Balancing techniques in total knee arthroplasty are often based on surgeons’ subjective judgment. However, newer technologies have allowed for objective measurements of soft tissue balancing. This study compared the use of sensor technology to the 30-year surgeon experience regarding (1) compartment loads, (2) soft tissue releases, and (3) component rotational alignments.

Methods

Patients received either sensor-guided soft tissue balancing (n = 10) or manual gap balancing (n = 12). Wireless, intraoperative sensor tibial inserts were used to measure intracompartmental loads.

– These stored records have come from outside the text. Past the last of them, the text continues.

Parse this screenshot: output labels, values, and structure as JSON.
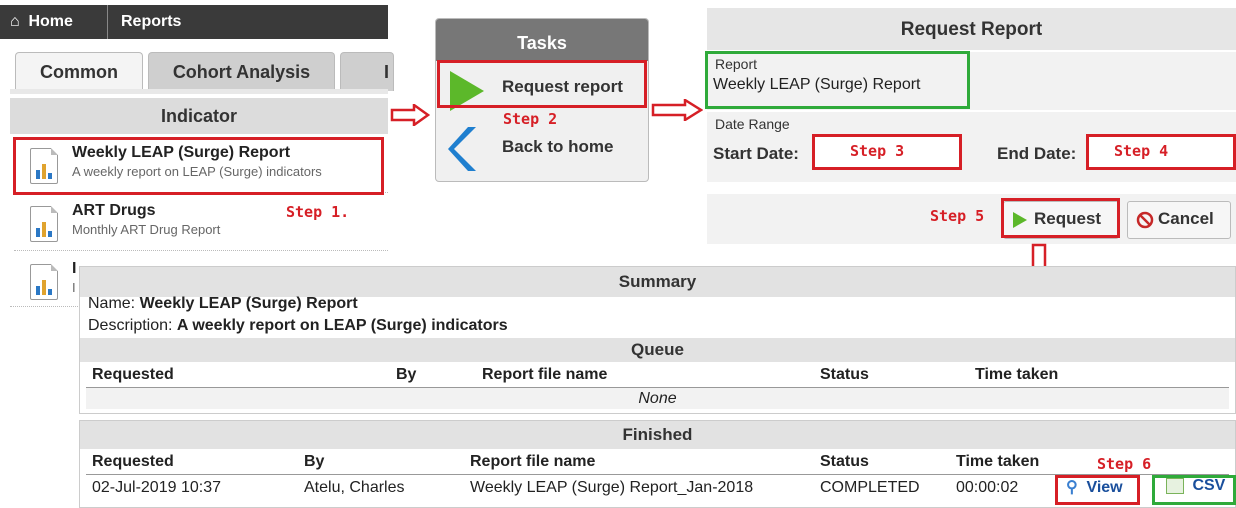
{
  "nav": {
    "home": "Home",
    "reports": "Reports"
  },
  "tabs": [
    "Common",
    "Cohort Analysis",
    "I"
  ],
  "indicator": {
    "header": "Indicator",
    "items": [
      {
        "title": "Weekly LEAP (Surge) Report",
        "desc": "A weekly report on LEAP (Surge) indicators"
      },
      {
        "title": "ART Drugs",
        "desc": "Monthly ART Drug Report"
      },
      {
        "title": "I",
        "desc": "I"
      }
    ]
  },
  "tasks": {
    "header": "Tasks",
    "request": "Request report",
    "back": "Back to home"
  },
  "request_report": {
    "header": "Request Report",
    "report_label": "Report",
    "report_value": "Weekly LEAP (Surge) Report",
    "date_range_label": "Date Range",
    "start_label": "Start Date:",
    "end_label": "End Date:",
    "request_btn": "Request",
    "cancel_btn": "Cancel"
  },
  "steps": {
    "s1": "Step 1.",
    "s2": "Step 2",
    "s3": "Step 3",
    "s4": "Step 4",
    "s5": "Step 5",
    "s6": "Step 6"
  },
  "summary": {
    "header": "Summary",
    "name_label": "Name: ",
    "name_value": "Weekly LEAP (Surge) Report",
    "desc_label": "Description: ",
    "desc_value": "A weekly report on LEAP (Surge) indicators",
    "queue_header": "Queue",
    "columns": [
      "Requested",
      "By",
      "Report file name",
      "Status",
      "Time taken"
    ],
    "queue_empty": "None"
  },
  "finished": {
    "header": "Finished",
    "columns": [
      "Requested",
      "By",
      "Report file name",
      "Status",
      "Time taken"
    ],
    "row": {
      "requested": "02-Jul-2019 10:37",
      "by": "Atelu, Charles",
      "file": "Weekly LEAP (Surge) Report_Jan-2018",
      "status": "COMPLETED",
      "time": "00:00:02"
    },
    "view": "View",
    "csv": "CSV"
  },
  "colors": {
    "annotation_red": "#d61f26",
    "annotation_green": "#2faa3a",
    "play_green": "#5cb82a",
    "back_blue": "#1f7fcf"
  }
}
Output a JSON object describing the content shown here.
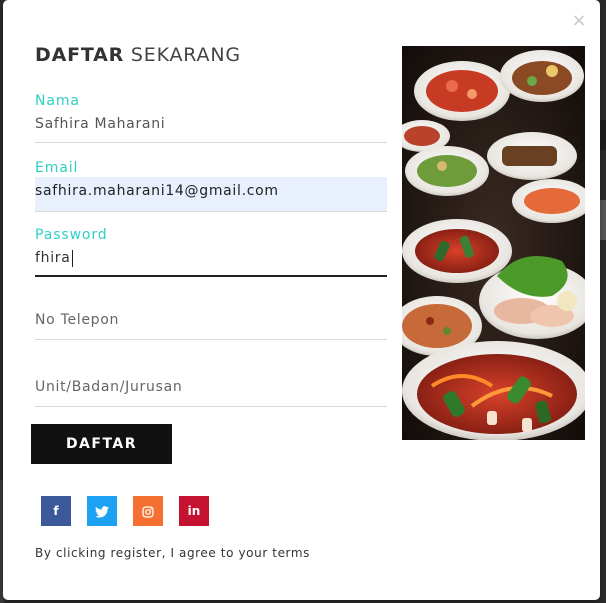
{
  "modal": {
    "close_icon_glyph": "×",
    "title_bold": "DAFTAR",
    "title_light": "SEKARANG"
  },
  "form": {
    "nama": {
      "label": "Nama",
      "value": "Safhira Maharani"
    },
    "email": {
      "label": "Email",
      "value": "safhira.maharani14@gmail.com"
    },
    "password": {
      "label": "Password",
      "value": "fhira"
    },
    "telepon": {
      "placeholder": "No Telepon"
    },
    "unit": {
      "placeholder": "Unit/Badan/Jurusan"
    },
    "submit_label": "DAFTAR"
  },
  "social": {
    "facebook": "f",
    "twitter": "twitter-icon",
    "instagram": "instagram-icon",
    "linkedin": "in"
  },
  "terms_text": "By clicking register, I agree to your terms",
  "colors": {
    "label_accent": "#2fd0c3",
    "button_bg": "#111111",
    "autofill_bg": "#e8f0fe",
    "facebook": "#3b5998",
    "twitter": "#1da1f2",
    "instagram": "#f46f30",
    "linkedin": "#c41230"
  }
}
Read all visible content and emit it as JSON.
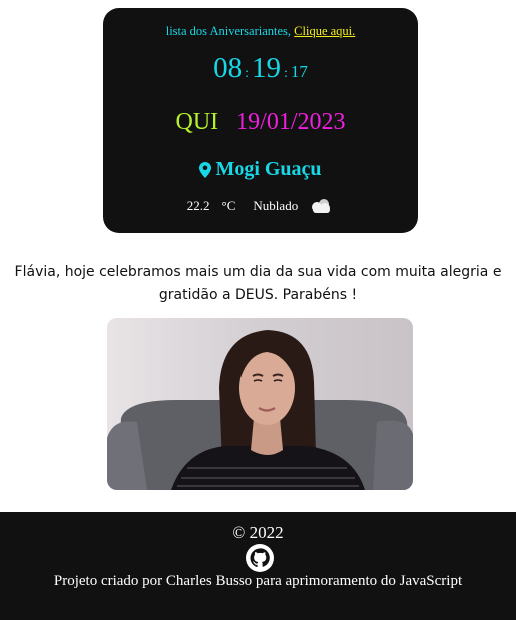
{
  "birthday": {
    "prefix": "lista dos Aniversariantes, ",
    "link_label": "Clique aqui."
  },
  "clock": {
    "hours": "08",
    "separator": ":",
    "minutes": "19",
    "seconds": "17"
  },
  "date": {
    "weekday": "QUI",
    "date": "19/01/2023"
  },
  "location": {
    "icon": "map-pin-icon",
    "city": "Mogi Guaçu"
  },
  "weather": {
    "temperature": "22.2",
    "unit": "°C",
    "condition": "Nublado",
    "icon": "cloud-icon"
  },
  "message": {
    "text": "Flávia, hoje celebramos mais um dia da sua vida com muita alegria e gratidão a DEUS. Parabéns !"
  },
  "colors": {
    "card_bg": "#111111",
    "cyan": "#18d7e6",
    "lime": "#b6f12d",
    "magenta": "#f01fe0",
    "link_yellow": "#f3f01e"
  },
  "footer": {
    "copyright": "© 2022",
    "github_icon": "github-icon",
    "credits": "Projeto criado por Charles Busso para aprimoramento do JavaScript"
  }
}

The surgeon was blinded to values in the manual gap-balancing cohort. In the sensor cohort, the surgeon was unblinded, and implant trials were placed after normal releases were performed to guide further ligament releases after femoral and tibial resections, as needed. Load measurements were taken at 10°, 45°, and 90°.

Results

The sensor cohort had lower medial and lateral compartment loading at 10°, 45°, and 90°. The sensor group had lower mean differences in intercompartment loading at 10° (−5.6 vs −51.7 lbs), 45° (−9.8 vs −45.9 lbs), and 90° (−4.3 vs −27 lbs) compared to manually balanced patients. There were 10 additional soft tissue releases in the sensor cohort (2 initial ones before sensor use), compared to 2 releases in the gap-balanced cohort. In the gap-balanced cohort, tibial trays were positioned at a mean 9° external rotation, compared to a mean 1° internal rotation in the sensor-guided cohort.

Conclusion

Sensor-balanced total knee arthroplasties provide objective feedback to perform releases and potentially improve knee balancing and rotational alignment. Future work may clarify whether these changes are beneficial for our patients.